Reportagens do JOA/Gabriella Lima e Vitória Amá

Fonte: Wikiversidade

Quando até a memória é esquecida

Entre folhagens de árvores malcuidadas e paredes marcadas por inscrições em grafite, se localiza um personagem histórico. É um local escuro, ainda que esteja sob a luz do dia. Talvez a escuridão seja um reflexo, não de uma fonte cristalina como a de uma bica, mas de uma memória esquecida. O odor de urina que exala do local não é convidativo, porém esta característica não impede que as pessoas transitem por seu conjunto de escadas, mentes ocupadas com assuntos outros que não sejam o mau cheiro do local ou os evidentes buracos afundados na rua. As paredes de azulejo adornam redomas cimentadas que servem atualmente como bancos, seus desenhos em azul escuro já não podendo ser vistos com tanta clareza, ignorados por trás de camadas de tinta e sujeira. O espaço que serviria como piscina de um chafariz sequer contém água, sua única inundação vaza apenas mais camadas espessas de sujeira e esquecimento.

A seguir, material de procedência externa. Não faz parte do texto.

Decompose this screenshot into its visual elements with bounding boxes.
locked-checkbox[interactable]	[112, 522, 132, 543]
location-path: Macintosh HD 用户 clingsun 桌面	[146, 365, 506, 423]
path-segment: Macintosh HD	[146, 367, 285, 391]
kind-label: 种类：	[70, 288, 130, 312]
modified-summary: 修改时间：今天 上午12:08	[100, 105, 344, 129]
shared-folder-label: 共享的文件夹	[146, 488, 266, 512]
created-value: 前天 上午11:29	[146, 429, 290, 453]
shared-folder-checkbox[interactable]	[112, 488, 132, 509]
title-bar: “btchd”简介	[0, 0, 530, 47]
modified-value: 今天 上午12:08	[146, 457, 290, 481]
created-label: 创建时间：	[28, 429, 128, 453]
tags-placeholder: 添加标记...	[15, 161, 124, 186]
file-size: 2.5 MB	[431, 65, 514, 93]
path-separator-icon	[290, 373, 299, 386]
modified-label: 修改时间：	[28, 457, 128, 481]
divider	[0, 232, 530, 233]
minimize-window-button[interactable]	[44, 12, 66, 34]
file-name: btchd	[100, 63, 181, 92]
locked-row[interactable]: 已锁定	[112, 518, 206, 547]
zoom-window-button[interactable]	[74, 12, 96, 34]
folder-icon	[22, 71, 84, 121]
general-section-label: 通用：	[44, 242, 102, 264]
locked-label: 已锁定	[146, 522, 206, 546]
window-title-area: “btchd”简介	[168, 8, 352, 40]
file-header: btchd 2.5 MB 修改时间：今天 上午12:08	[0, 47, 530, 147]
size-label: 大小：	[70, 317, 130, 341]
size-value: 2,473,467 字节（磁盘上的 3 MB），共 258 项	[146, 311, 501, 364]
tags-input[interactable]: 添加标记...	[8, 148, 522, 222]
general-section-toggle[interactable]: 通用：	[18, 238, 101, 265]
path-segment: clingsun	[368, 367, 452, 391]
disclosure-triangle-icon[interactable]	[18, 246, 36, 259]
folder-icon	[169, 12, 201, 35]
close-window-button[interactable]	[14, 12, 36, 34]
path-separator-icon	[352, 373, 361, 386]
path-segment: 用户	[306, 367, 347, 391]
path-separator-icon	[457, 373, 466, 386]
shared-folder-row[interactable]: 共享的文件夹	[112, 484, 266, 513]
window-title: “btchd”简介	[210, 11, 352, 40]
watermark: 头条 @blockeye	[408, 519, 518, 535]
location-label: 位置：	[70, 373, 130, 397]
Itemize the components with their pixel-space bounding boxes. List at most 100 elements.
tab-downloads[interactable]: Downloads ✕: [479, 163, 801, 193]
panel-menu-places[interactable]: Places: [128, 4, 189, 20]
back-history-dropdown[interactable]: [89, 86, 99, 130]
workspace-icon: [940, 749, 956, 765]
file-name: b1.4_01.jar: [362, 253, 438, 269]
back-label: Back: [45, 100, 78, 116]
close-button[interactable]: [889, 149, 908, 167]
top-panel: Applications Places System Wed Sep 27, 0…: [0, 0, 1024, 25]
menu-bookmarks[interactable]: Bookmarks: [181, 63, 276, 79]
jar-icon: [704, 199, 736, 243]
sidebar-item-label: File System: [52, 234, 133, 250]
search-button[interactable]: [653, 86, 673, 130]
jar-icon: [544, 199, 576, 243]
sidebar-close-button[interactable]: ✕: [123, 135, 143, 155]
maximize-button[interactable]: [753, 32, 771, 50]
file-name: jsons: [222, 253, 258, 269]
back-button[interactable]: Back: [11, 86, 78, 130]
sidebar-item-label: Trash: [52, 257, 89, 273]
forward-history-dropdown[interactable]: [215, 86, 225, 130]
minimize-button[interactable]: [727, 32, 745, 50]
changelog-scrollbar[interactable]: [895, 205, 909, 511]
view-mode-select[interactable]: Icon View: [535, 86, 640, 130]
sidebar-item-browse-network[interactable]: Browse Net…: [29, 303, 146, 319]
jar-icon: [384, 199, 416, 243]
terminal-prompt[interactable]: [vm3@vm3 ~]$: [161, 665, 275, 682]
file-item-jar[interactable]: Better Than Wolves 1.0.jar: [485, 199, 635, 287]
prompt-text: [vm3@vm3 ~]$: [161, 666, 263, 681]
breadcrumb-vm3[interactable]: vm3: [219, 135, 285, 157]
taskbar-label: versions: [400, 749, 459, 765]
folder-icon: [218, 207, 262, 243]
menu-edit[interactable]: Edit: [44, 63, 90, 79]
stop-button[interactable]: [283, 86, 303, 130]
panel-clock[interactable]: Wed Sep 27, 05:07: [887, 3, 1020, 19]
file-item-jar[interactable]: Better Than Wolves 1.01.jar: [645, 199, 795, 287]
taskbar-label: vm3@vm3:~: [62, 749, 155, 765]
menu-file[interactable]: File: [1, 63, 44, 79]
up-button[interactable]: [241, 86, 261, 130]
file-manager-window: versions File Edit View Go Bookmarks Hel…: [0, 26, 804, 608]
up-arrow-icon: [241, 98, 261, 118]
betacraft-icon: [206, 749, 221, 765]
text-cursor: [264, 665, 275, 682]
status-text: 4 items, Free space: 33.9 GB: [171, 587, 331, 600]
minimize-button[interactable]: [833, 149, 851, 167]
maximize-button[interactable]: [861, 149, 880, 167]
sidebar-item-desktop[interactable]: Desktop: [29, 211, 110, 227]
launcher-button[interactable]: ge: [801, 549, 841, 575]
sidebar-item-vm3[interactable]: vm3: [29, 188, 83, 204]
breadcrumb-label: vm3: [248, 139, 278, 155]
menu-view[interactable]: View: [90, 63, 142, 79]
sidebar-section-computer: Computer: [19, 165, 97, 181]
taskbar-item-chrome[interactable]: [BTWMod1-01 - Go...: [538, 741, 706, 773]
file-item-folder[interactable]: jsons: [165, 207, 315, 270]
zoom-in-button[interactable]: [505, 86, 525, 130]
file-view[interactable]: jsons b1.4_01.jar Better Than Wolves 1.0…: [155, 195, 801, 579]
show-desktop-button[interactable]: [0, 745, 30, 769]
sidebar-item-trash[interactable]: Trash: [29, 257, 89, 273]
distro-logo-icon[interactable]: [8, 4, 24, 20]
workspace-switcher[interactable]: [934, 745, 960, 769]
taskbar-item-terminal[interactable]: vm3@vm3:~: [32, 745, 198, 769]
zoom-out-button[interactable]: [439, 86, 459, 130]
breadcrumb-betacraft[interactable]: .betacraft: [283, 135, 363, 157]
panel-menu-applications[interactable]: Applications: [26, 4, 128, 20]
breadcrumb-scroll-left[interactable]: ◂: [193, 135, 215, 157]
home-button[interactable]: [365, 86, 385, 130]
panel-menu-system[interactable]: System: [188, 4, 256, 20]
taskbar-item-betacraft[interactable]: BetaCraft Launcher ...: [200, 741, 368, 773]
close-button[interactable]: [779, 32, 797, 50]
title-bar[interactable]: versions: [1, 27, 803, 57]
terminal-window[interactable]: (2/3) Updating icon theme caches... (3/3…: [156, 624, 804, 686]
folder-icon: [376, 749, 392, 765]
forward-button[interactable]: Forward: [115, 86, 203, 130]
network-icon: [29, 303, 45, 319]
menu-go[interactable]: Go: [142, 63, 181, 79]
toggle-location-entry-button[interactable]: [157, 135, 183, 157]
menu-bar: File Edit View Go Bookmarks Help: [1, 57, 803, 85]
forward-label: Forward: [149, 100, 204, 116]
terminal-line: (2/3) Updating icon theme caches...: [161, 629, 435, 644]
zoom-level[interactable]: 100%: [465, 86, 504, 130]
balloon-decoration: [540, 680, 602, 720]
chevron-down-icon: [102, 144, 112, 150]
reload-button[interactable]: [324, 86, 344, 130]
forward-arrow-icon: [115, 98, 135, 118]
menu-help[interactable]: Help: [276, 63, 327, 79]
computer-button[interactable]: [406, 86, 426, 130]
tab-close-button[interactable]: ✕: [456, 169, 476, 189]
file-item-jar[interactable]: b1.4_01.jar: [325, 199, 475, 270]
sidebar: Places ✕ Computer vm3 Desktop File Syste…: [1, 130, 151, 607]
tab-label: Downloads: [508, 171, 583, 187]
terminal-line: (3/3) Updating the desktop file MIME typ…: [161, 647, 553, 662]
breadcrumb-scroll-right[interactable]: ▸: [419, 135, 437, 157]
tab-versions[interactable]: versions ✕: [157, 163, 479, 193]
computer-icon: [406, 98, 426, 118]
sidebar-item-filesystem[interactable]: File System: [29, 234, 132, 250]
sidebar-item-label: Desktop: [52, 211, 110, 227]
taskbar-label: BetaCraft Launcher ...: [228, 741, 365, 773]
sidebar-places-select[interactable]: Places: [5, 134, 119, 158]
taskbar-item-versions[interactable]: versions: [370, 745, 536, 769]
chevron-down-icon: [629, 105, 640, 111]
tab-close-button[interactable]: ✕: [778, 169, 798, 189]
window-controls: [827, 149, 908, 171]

O termo obelisco para os antigos egípcios representava “proteção” e “defesa”, entretanto, a mesma simbologia não se aplica ao Obelisco da Memória, mais conhecido por Obelisco do Piques, localizado no Largo da Memória, Centro de São Paulo. O monumento mais antigo de São Paulo não consegue oferecer proteção a si mesmo – engolido pela cidade e o urbano, a impressão que a pedra de granito deixa não é marcante, pelo contrário, passa despercebida aos olhos de quem transita por seus arredores.

Apesar de ser o monumento mais antigo da cidade de São Paulo, o Obelisco do Piques tem de esquecido tanto quanto tem de solitário. Foi construído em 1814 pelo mestre Vicentinho, em conjunto com um chafariz, acompanhante este que, alguns anos depois, em 1872, o deixou sozinho no largo entre as ladeiras da Palha e do Piques. Sem o chafariz, o Largo da Memória seria, ironicamente, esquecido.

A placa à frente do obelisco, onde se lê em letras apagadas “em memória da realização de obras públicas”, só foi honrada no começo século seguinte com uma reforma que traria de volta um chafariz e acrescentariam os azulejos azuis e uma escadaria de pedra. Mas foi uma questão de tempo para que o monumento caísse em esquecimento novamente. Em homenagem aos seus duzentos anos de história, o monumento e seu entorno foram restaurados; coisa que não se percebe em momento algum andando por ali. 

Jair, de 61 anos, mora próximo ao Largo há três anos. Quando perguntado sobre o Obelisco, ele ressalta que não costuma reparar no monumento, também afirmando que não chegou a ver a reforma de 2014. Para ele, o Obelisco é um patrimônio que deveria ser preservado, mas o descuido com o local não proporciona tal efeito de importância. Ele pergunta: “Limpar pra que?”. Os fluxos de moradores em situação de rua bem como as constantes pichações são, para Jair, os principais problemas que impedem que a obra seja plenamente apreciada, e acima de tudo, vista.

Mas parte dos problemas que seu Jair vê na região desaparece quando um carro da prefeitura com três funcionários dentro aparece descendo a ladeira. Os moradores de rua que antes dormiam nos degraus da escada de pedra ou nos bancos ao redor do chafariz não são mais vistos enquanto os funcionários da prefeitura rondam o local, examinando cada bloco de pedra ao redor do monumento. “Aqui é limpo diariamente, a prefeitura limpa”, diz um dos funcionários. Apesar de afirmar que as reclamações sobre o Largo da Memória são recorrentes, ele continua a afirmar que o lugar é limpo. Seu Jair parece discordar. Quem passa por ali, com a mão cobrindo o nariz, também. O Largo da Memória e o próprio Obelisco parecem ter sido esquecidos de vez; e, dessa vez, por todos ao seu redor.